The same company, StackRox, conducts a new survey on the state of Kubernetes and container security every six months. In the last six months, the survey finds organizations have made enormous progress with their Kubernetes security strategies. 48% of respondents believe they are already in an intermediate or advanced Kubernetes strategy vs. only 41% six months ago, registering a growth of 17%.
A majority of organizations are already pinpointing their shortcoming to a lack of Kubernetes strategy. No. doubt, most organizations have moved from a “no strategy” to at least some form of strategy. The survey indicates these strategies will only mature with time. Only 6% of respondents admitted to a lack of security strategy at their organization. Only six months ago, 19% of them were clueless about the security strategy at a place in their organization, a 68% fall.
The report believes while maturing security strategies is a good sign, it must not hinder organizations’ efforts to raise their investment in Kubernetes security.

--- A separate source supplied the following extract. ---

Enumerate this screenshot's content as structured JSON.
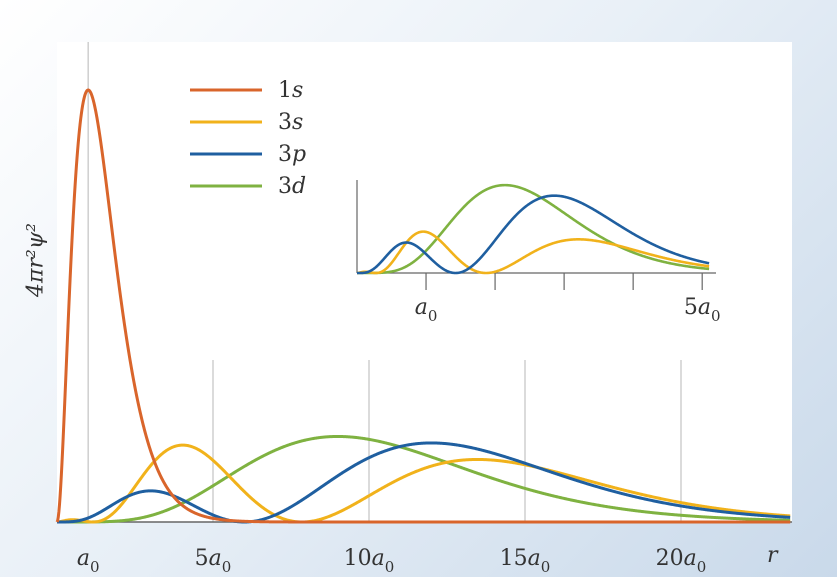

Misconfigurations are such a persistent security issue with Kubernetes that 58% of respondents experienced it. Misconfigurations may look like an innocent victim on its own, but together with a vulnerability, it may cause havoc for your security team trying to contain the attack.

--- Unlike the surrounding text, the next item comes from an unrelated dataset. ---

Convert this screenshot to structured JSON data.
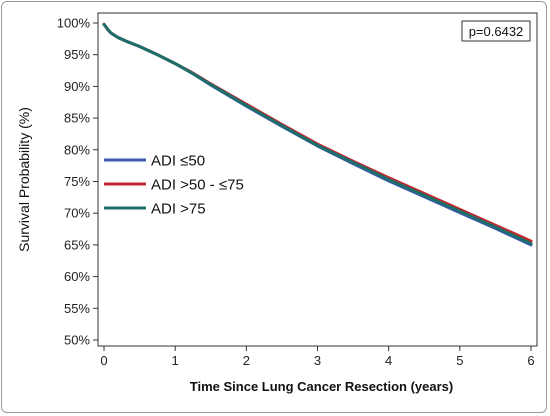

The report raises the alarm: 18% of respondents experienced both a misconfiguration and at least one more security incident during the last 12 months.

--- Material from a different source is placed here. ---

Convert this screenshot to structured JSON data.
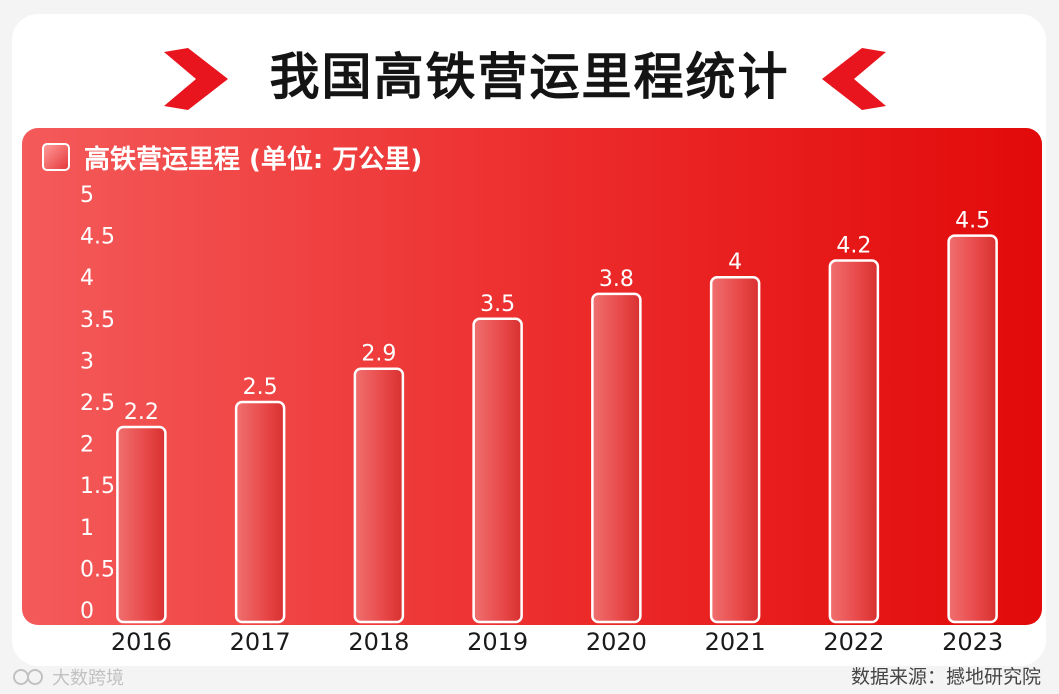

While they could contain security threats from attacks and vulnerabilities, misconfigurations are hard to get by. 61% of respondents encountered a security incidence owing to misconfiguration, while only 54% encountered them a year ago.
Runtime is the container life cycle phase that concerns the organizations the most. While worries about the build and deployment stage have fallen over the past two surveys, the runtime stage is only growing to be more of a worry, moving from 43% to 56% within six months.
This is how the report responds to concern and confusion regarding runtime.
“This finding is perplexing at first glance, given that an overwhelming majority of respondents identify misconfigurations as the source of the biggest security risk and have experienced a misconfiguration incident more often than other types. However, the data makes more sense when you consider that issues during runtime feel like they’re less under your control and that other security missteps, such as a misconfiguration, will lead to a security problem only during runtime, not build or deploy.”
The report suggests more applications are running containerized in production than ever. Organizations running half or more of their applications containerized in production jumped from 22% to 29% in the last six months, growing at 32%.
Industry chatter around adopting a multi-cloud approach doesn’t seem to be reflecting in numbers, though. Despite growing, multi-cloud deployments are still behind single-cloud deployments by a sizable margin: 51% of respondents run their containers in a single cloud against 35% who run them in multiple public clouds.
“With hybrid models continuing to be the dominant approach, organizations need security that runs the same way – a Kubernetes-native container security platform delivers environment-agnostic control.”
At a time when adoption of Kubernetes is on the rise in production, the prevailing security threats originating from all sorts of vulnerabilities, attacks, and misconfigurations are sending organizations in a spiral of uncertainties. Organizations are resorting to all sorts of measures to subdue the risks. Some are delaying application roll-outs before the prevailing threats are detected and remedied. Having moved to Kubernetes, employing DevOps principles and running cloud-native applications, these delays threaten their business interest and take away their competitive advantage. This is all coming at a time when Kubernetes is suffering from a skills gap owing to a skills shortage, and a steep learning curve and multi-cloud deployments are running out of favor.
The report tells you how catching-up, you have to play while applying security controls across containers and Kubernetes because delaying security means delaying revenue and your business at risk.